Джонни Стэг происходил из семьи обитателей холмов, самогонщиков, нечистоплотных фермеров, которые чурались общества. У них всех была одинаковая ярко-красная кожа и кривые зубы, побуревшие от мутной колодезной воды. Стэг отличался небольшим ростом, он не доходил даже до плеча Квина. На его лице играла постоянная улыбка, как у человека, ежесекундно радующегося жизни или находившего мир забавным. Квин из вежливости пожал протянутую руку, ожидая от Стэга подвоха. Его волосы были зализаны назад, и от него исходил запах дешевого крема после бритья и сигарет. Темный костюм сидел на нем плохо, на лацкане Стэг носил булавку в виде американского флага. Своего спутника он представил как брата Дэвиса, пастора его церкви.
– Брат Дэвис присутствовал на похоронах Хэмпа, но у него не было возможности выступить, – сказал Стэг. – Он полагает, что мы оба дадим ему сейчас шанс, хотя бы на короткую проповедь.

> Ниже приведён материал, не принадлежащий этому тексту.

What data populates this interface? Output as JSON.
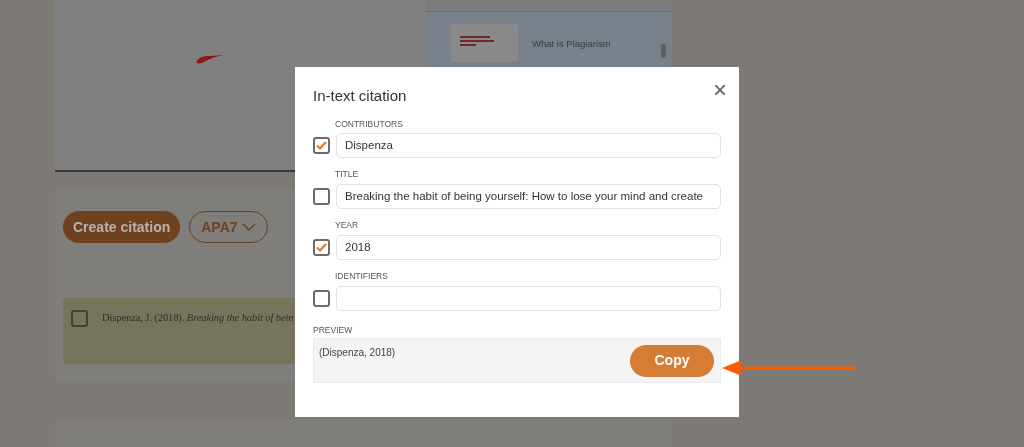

У брата Дэвиса была морщинистая кожа и золотые зубы. Из-за мутных линз очков глаза его глядели смущенно и виновато.
– Хотите выпить? – предложил Квин, протягивая бутылку Стэгу.
Стэг втянул щеки, улыбка на его лице исчезла и опять появилась.
– Нет, я больше не переношу этого.
– Что же вы продаете на автостоянке? – спросил Квин. – Порошок Kool-Aid?
– Я больше не имею с этим ничего общего, – возразил Стэг. – Я продал этот бизнес два года назад.
Стэг снова улыбнулся. Брат Дэвис тоже.
– Да благословит вас Господь, – сказал Квин, подходя к другой куче барахла и бросая в кузов пикапа очередную вещь.
Стэг последовал за ним, продолжая говорить. Он словно не усматривал оскорбления в том, что Квин повернулся к нему спиной. Куча барахла состояла большей частью из туфель и спецодежды, выпусков журнала Field and Stream и лоскутов фланели, которыми Хэмп затыкал дыры в стенах дома.
– Не хотелось бы, чтобы ты услышал это от адвоката, – продолжил Стэг, все еще посмеиваясь.